The committee determined that most of the clinical needs of these specialties can be met by creating a job in which a skilled professional monitors and manages patients of varying degrees of acuity, provides routine medical care, and acts as a case coordinator/liaison between the various healthcare team members. Specifically for pathology, a laboratory worker or a foreign medical school graduate who didn't pass the Israeli licensing examination can be used. The legislative process for PAs in pathology was recently completed, and the Ministry of Health is preparing the training program for the first group.4 The legislative process for creating PAs in emergency medicine and anesthesiology also is expected to be complete this year.
Creating a new profession from scratch is not an easy task in any country. The philosophy that the Israel Ministry of Health has decided to embrace involves using an existing profession and expanding on its current role. This would be an easier and faster legislative route than making something brand new. Therefore, according to the Ministry of Health's recommendations, the new PAs will likely be paramedics who are given additional education and training in order to fit their new role. They will start by only practicing within the specialties outlined, with the hope that the profession can naturally evolve over time. We can find parallels to this quandary in the early days of the American PA program—military medics were called upon to create this profession and garner support for legislation. The hope in Israel is that these special paramedics-turned-PAs will evolve naturally into their new role and create a culture of acceptance and appreciation in the healthcare workforce. Their growth should lead to the creation of legislative advances, professional associations, and expanding academic programs.

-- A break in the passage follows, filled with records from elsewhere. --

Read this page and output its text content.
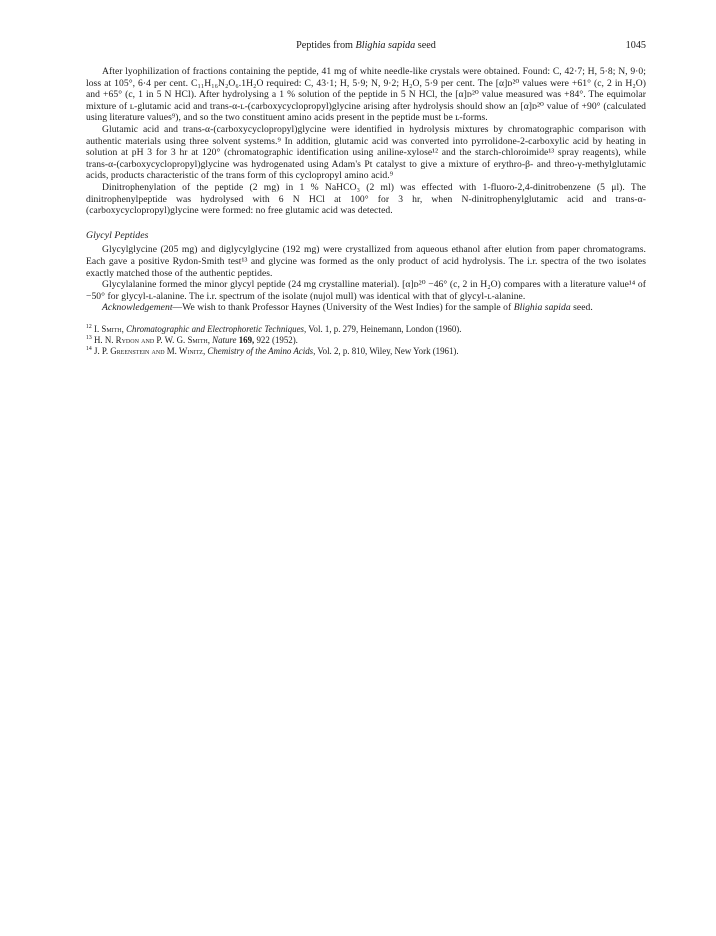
Peptides from Blighia sapida seed	1045

After lyophilization of fractions containing the peptide, 41 mg of white needle-like crystals were obtained. Found: C, 42·7; H, 5·8; N, 9·0; loss at 105°, 6·4 per cent. C₁₁H₁₆N₂O₆.1H₂O required: C, 43·1; H, 5·9; N, 9·2; H₂O, 5·9 per cent. The [α]ᴅ²⁰ values were +61° (c, 2 in H₂O) and +65° (c, 1 in 5 N HCl). After hydrolysing a 1 % solution of the peptide in 5 N HCl, the [α]ᴅ²⁰ value measured was +84°. The equimolar mixture of ʟ-glutamic acid and trans-α-ʟ-(carboxycyclopropyl)glycine arising after hydrolysis should show an [α]ᴅ²⁰ value of +90° (calculated using literature values⁹), and so the two constituent amino acids present in the peptide must be ʟ-forms.

Glutamic acid and trans-α-(carboxycyclopropyl)glycine were identified in hydrolysis mixtures by chromatographic comparison with authentic materials using three solvent systems.⁹ In addition, glutamic acid was converted into pyrrolidone-2-carboxylic acid by heating in solution at pH 3 for 3 hr at 120° (chromatographic identification using aniline-xylose¹² and the starch-chloroimide¹³ spray reagents), while trans-α-(carboxycyclopropyl)glycine was hydrogenated using Adam's Pt catalyst to give a mixture of erythro-β- and threo-γ-methylglutamic acids, products characteristic of the trans form of this cyclopropyl amino acid.⁹

Dinitrophenylation of the peptide (2 mg) in 1 % NaHCO₃ (2 ml) was effected with 1-fluoro-2,4-dinitrobenzene (5 μl). The dinitrophenylpeptide was hydrolysed with 6 N HCl at 100° for 3 hr, when N-dinitrophenylglutamic acid and trans-α-(carboxycyclopropyl)glycine were formed: no free glutamic acid was detected.

Glycyl Peptides

Glycylglycine (205 mg) and diglycylglycine (192 mg) were crystallized from aqueous ethanol after elution from paper chromatograms. Each gave a positive Rydon-Smith test¹³ and glycine was formed as the only product of acid hydrolysis. The i.r. spectra of the two isolates exactly matched those of the authentic peptides.

Glycylalanine formed the minor glycyl peptide (24 mg crystalline material). [α]ᴅ²⁰ −46° (c, 2 in H₂O) compares with a literature value¹⁴ of −50° for glycyl-ʟ-alanine. The i.r. spectrum of the isolate (nujol mull) was identical with that of glycyl-ʟ-alanine.

Acknowledgement—We wish to thank Professor Haynes (University of the West Indies) for the sample of Blighia sapida seed.

$^{12}$ I. Smith, Chromatographic and Electrophoretic Techniques, Vol. 1, p. 279, Heinemann, London (1960).
$^{13}$ H. N. Rydon and P. W. G. Smith, Nature 169, 922 (1952).
$^{14}$ J. P. Greenstein and M. Winitz, Chemistry of the Amino Acids, Vol. 2, p. 810, Wiley, New York (1961).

No one-size-fits-all solution exists to address global healthcare needs. Every country faces its own set of challenges. Many of the growing pains that other countries encounter can be predicted by reading the history of the American PA profession. Born out of the necessity to fill a need and opposed by legislative obstacles, fear, and protectionism, PAs worldwide have proven themselves to be resilient and have grown to become indispensable players on the modern healthcare team.